You just learned access control through a knock-knock joke. Whoever said studying is a chore obviously hasn’t taken a CyberVista live online class.

Engaging in Class

To evaluate how well you understand the material, the instructor asks the class, “What is the most common form of identification and authentication on a network?”

You’re all over it in the class chat. Your hands fly from your lucky pen to the keyboard and you type the correct answer of “ID = Usernames, Auth = passwords.” And because you’re a star student and like to show off, you add “ACLs are common authentication methods and audit logs help with accountability.”

Your confidence builds as your instructor congratulates you for the right answer, and your knowledge deepens when your classmate adds in the chat that her organization uses access control matrices that help ensure only authorized subjects are allowed to access the company shared drive.

Time Flies When You’re Learning

Verbal quizzes, group activities, conversation in the public chat, and real-world application examples continue to bring the content to life. The information is more than just testable material to you and it’s finding its way into your long-term memory. It’s stored on your hard drive, not just your cache.

Class isn’t a painful three hours of lecture and PowerPoint.

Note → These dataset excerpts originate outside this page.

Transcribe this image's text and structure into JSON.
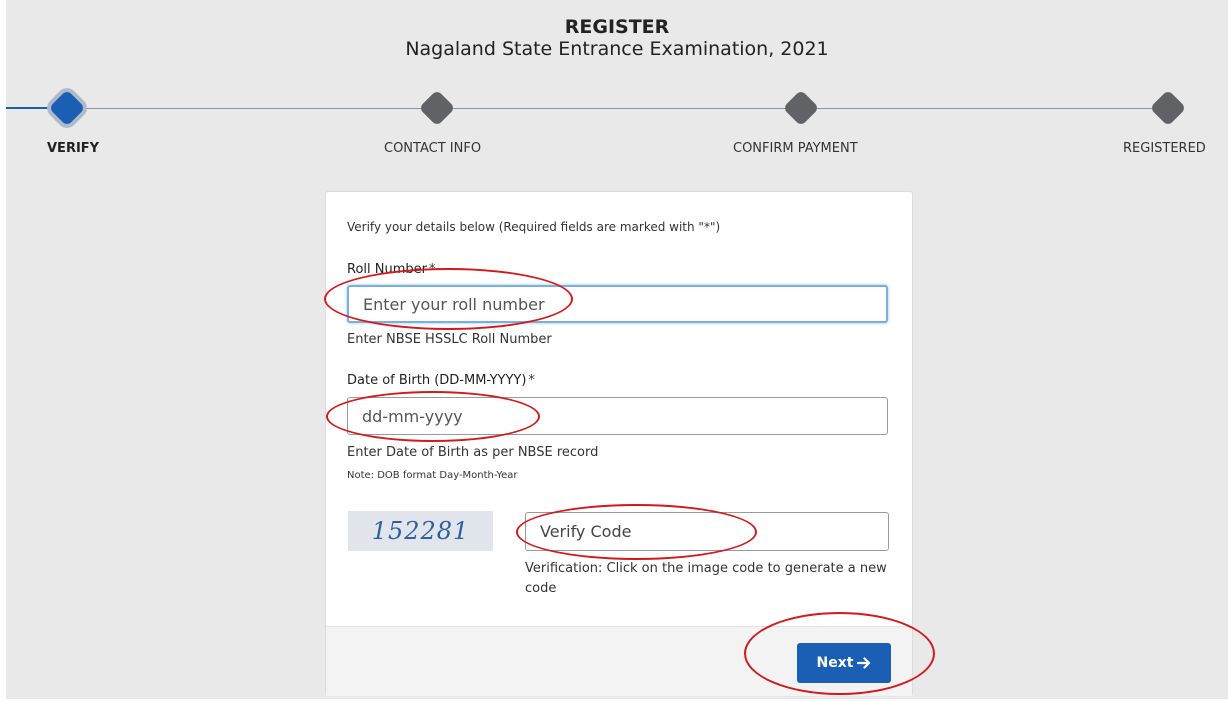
{
  "header": {
    "title": "REGISTER",
    "subtitle": "Nagaland State Entrance Examination, 2021"
  },
  "steps": [
    {
      "label": "VERIFY",
      "active": true
    },
    {
      "label": "CONTACT INFO",
      "active": false
    },
    {
      "label": "CONFIRM PAYMENT",
      "active": false
    },
    {
      "label": "REGISTERED",
      "active": false
    }
  ],
  "form": {
    "intro": "Verify your details below (Required fields are marked with \"*\")",
    "roll": {
      "label": "Roll Number",
      "required": "*",
      "placeholder": "Enter your roll number",
      "value": "",
      "help": "Enter NBSE HSSLC Roll Number"
    },
    "dob": {
      "label": "Date of Birth (DD-MM-YYYY)",
      "required": "*",
      "placeholder": "dd-mm-yyyy",
      "value": "",
      "help": "Enter Date of Birth as per NBSE record",
      "note": "Note: DOB format Day-Month-Year"
    },
    "captcha": {
      "code": "152281",
      "placeholder": "Verify Code",
      "value": "",
      "help": "Verification: Click on the image code to generate a new code"
    },
    "next_label": "Next",
    "next_icon": "arrow-right-icon"
  },
  "colors": {
    "accent": "#1a5fb4",
    "annotation": "#d4191c",
    "background": "#e9e9e9"
  }
}
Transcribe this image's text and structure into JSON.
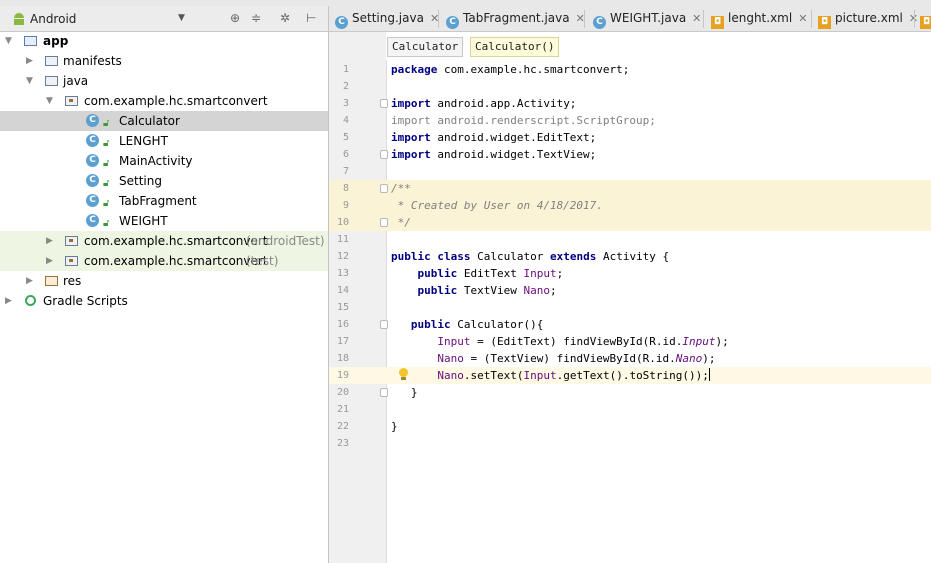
{
  "project_panel": {
    "view_label": "Android",
    "tree": [
      {
        "label": "app",
        "bold": true
      },
      {
        "label": "manifests"
      },
      {
        "label": "java"
      },
      {
        "label": "com.example.hc.smartconvert"
      },
      {
        "label": "Calculator"
      },
      {
        "label": "LENGHT"
      },
      {
        "label": "MainActivity"
      },
      {
        "label": "Setting"
      },
      {
        "label": "TabFragment"
      },
      {
        "label": "WEIGHT"
      },
      {
        "label": "com.example.hc.smartconvert",
        "suffix": "(androidTest)"
      },
      {
        "label": "com.example.hc.smartconvert",
        "suffix": "(test)"
      },
      {
        "label": "res"
      },
      {
        "label": "Gradle Scripts"
      }
    ]
  },
  "tabs": [
    {
      "label": "Setting.java"
    },
    {
      "label": "TabFragment.java"
    },
    {
      "label": "WEIGHT.java"
    },
    {
      "label": "lenght.xml"
    },
    {
      "label": "picture.xml"
    }
  ],
  "breadcrumbs": [
    "Calculator",
    "Calculator()"
  ],
  "code_lines": [
    {
      "n": "1",
      "parts": [
        [
          "kw",
          "package"
        ],
        [
          "",
          "com.example.hc.smartconvert;"
        ]
      ]
    },
    {
      "n": "2",
      "parts": []
    },
    {
      "n": "3",
      "parts": [
        [
          "kw",
          "import"
        ],
        [
          "",
          "android.app.Activity;"
        ]
      ]
    },
    {
      "n": "4",
      "parts": [
        [
          "gr",
          "import android.renderscript.ScriptGroup;"
        ]
      ]
    },
    {
      "n": "5",
      "parts": [
        [
          "kw",
          "import"
        ],
        [
          "",
          "android.widget.EditText;"
        ]
      ]
    },
    {
      "n": "6",
      "parts": [
        [
          "kw",
          "import"
        ],
        [
          "",
          "android.widget.TextView;"
        ]
      ]
    },
    {
      "n": "7",
      "parts": []
    },
    {
      "n": "8",
      "parts": [
        [
          "it",
          "/**"
        ]
      ]
    },
    {
      "n": "9",
      "parts": [
        [
          "it",
          " * Created by User on 4/18/2017."
        ]
      ]
    },
    {
      "n": "10",
      "parts": [
        [
          "it",
          " */"
        ]
      ]
    },
    {
      "n": "11",
      "parts": []
    },
    {
      "n": "12",
      "parts": [
        [
          "kw",
          "public class"
        ],
        [
          "",
          " Calculator "
        ],
        [
          "kw",
          "extends"
        ],
        [
          "",
          " Activity {"
        ]
      ]
    },
    {
      "n": "13",
      "parts": [
        [
          "",
          "    "
        ],
        [
          "kw",
          "public"
        ],
        [
          "",
          " EditText "
        ],
        [
          "fld",
          "Input"
        ],
        [
          "",
          ";"
        ]
      ]
    },
    {
      "n": "14",
      "parts": [
        [
          "",
          "    "
        ],
        [
          "kw",
          "public"
        ],
        [
          "",
          " TextView "
        ],
        [
          "fld",
          "Nano"
        ],
        [
          "",
          ";"
        ]
      ]
    },
    {
      "n": "15",
      "parts": []
    },
    {
      "n": "16",
      "parts": [
        [
          "",
          "   "
        ],
        [
          "kw",
          "public"
        ],
        [
          "",
          " Calculator(){"
        ]
      ]
    },
    {
      "n": "17",
      "parts": [
        [
          "",
          "       "
        ],
        [
          "fld",
          "Input"
        ],
        [
          "",
          " = (EditText) findViewById(R.id."
        ],
        [
          "fldi",
          "Input"
        ],
        [
          "",
          ");"
        ]
      ]
    },
    {
      "n": "18",
      "parts": [
        [
          "",
          "       "
        ],
        [
          "fld",
          "Nano"
        ],
        [
          "",
          " = (TextView) findViewById(R.id."
        ],
        [
          "fldi",
          "Nano"
        ],
        [
          "",
          ");"
        ]
      ]
    },
    {
      "n": "19",
      "parts": [
        [
          "",
          "       "
        ],
        [
          "fld",
          "Nano"
        ],
        [
          "",
          ".setText("
        ],
        [
          "fld",
          "Input"
        ],
        [
          "",
          ".getText().toString());"
        ]
      ]
    },
    {
      "n": "20",
      "parts": [
        [
          "",
          "   }"
        ]
      ]
    },
    {
      "n": "21",
      "parts": []
    },
    {
      "n": "22",
      "parts": [
        [
          "",
          "}"
        ]
      ]
    },
    {
      "n": "23",
      "parts": []
    }
  ]
}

Class is an opportunity to relish in the content, put it into your long-term memory, and learn how it applies in the real world.

Three hours, two breaks, and one review quiz later class is over. You feel proud about all the new information you learned and sneak in a well-deserved viewing of Mr. Robot with Kerberos snoozing by your side.

Applying the Material

Despite the incredible things you saw tonight; the light board and online live streaming technology, the magic really happens the next day at work.

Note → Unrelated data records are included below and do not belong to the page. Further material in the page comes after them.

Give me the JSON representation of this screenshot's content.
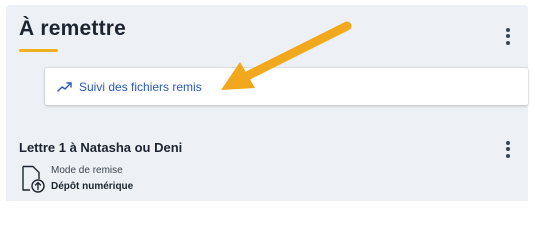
{
  "section": {
    "title": "À remettre",
    "accent_color": "#f2b21d"
  },
  "menu": {
    "items": [
      {
        "label": "Suivi des fichiers remis",
        "icon": "trend-line-icon"
      }
    ]
  },
  "assignment": {
    "title": "Lettre 1 à Natasha ou Deni",
    "delivery_mode_label": "Mode de remise",
    "delivery_mode_value": "Dépôt numérique",
    "icon": "file-upload-icon"
  },
  "annotation": {
    "arrow_color": "#f2a81d"
  }
}
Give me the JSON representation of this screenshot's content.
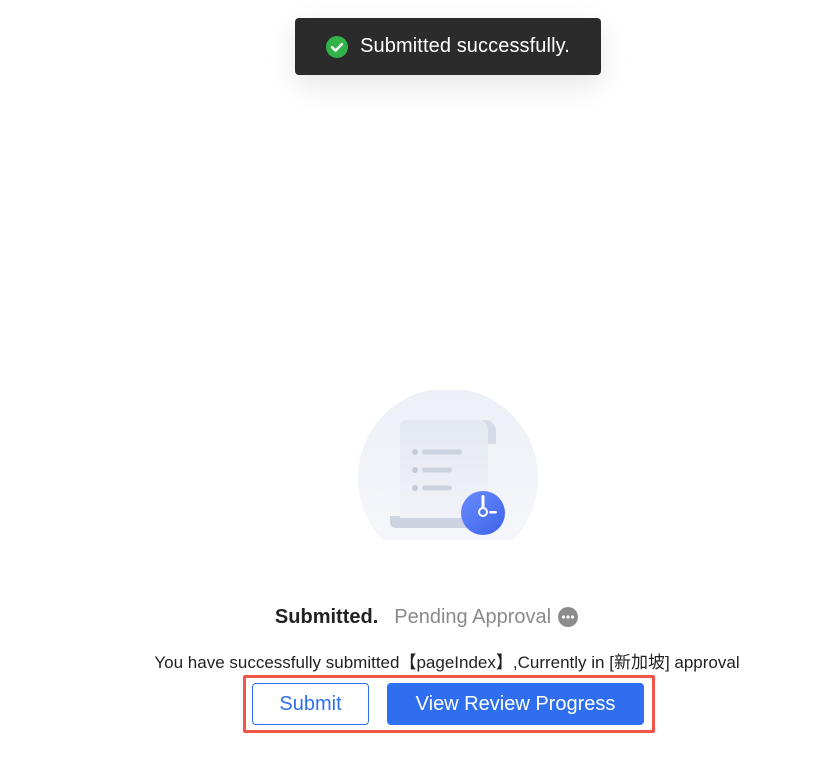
{
  "toast": {
    "icon": "check-circle-icon",
    "message": "Submitted successfully.",
    "icon_color": "#32b34a"
  },
  "illustration": {
    "icon": "document-clock-icon"
  },
  "status": {
    "title": "Submitted.",
    "pending": "Pending Approval",
    "pending_icon": "more-icon"
  },
  "message": "You have successfully submitted【pageIndex】,Currently in [新加坡] approval",
  "actions": {
    "submit_label": "Submit",
    "progress_label": "View Review Progress",
    "primary_color": "#2f6fef",
    "highlight_color": "#f0564a"
  }
}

The next day at work your network administrator asks your team to handle a terminated employee’s offboarding. Your team moves to delete the employee’s account, but you remember from last night class about identity and access management that it’s better to disable accounts rather than delete them. Deleting accounts, your instructor explained, also means your organization deletes the security or encryption keys associated with that account. The implication is that the employee’s encrypted files will also be deleted along with their account. Account disabling, by contrast, preserves the data associated with the account. Associating data with a specific account, even a disabled one, helps support accountability, the third A of I-AAA.

Your test prep world and real world collided. That’s more magical than the light board flipping in real time.

Learn. Pass. Retain

The detailed look into the life of a CyberVista student should reveal that the real point of preparing for any certification exam is not only to learn the material to pass an exam, but also to practice and learn so you can retain the material for the long term, and to relate all of the knowledge your day job.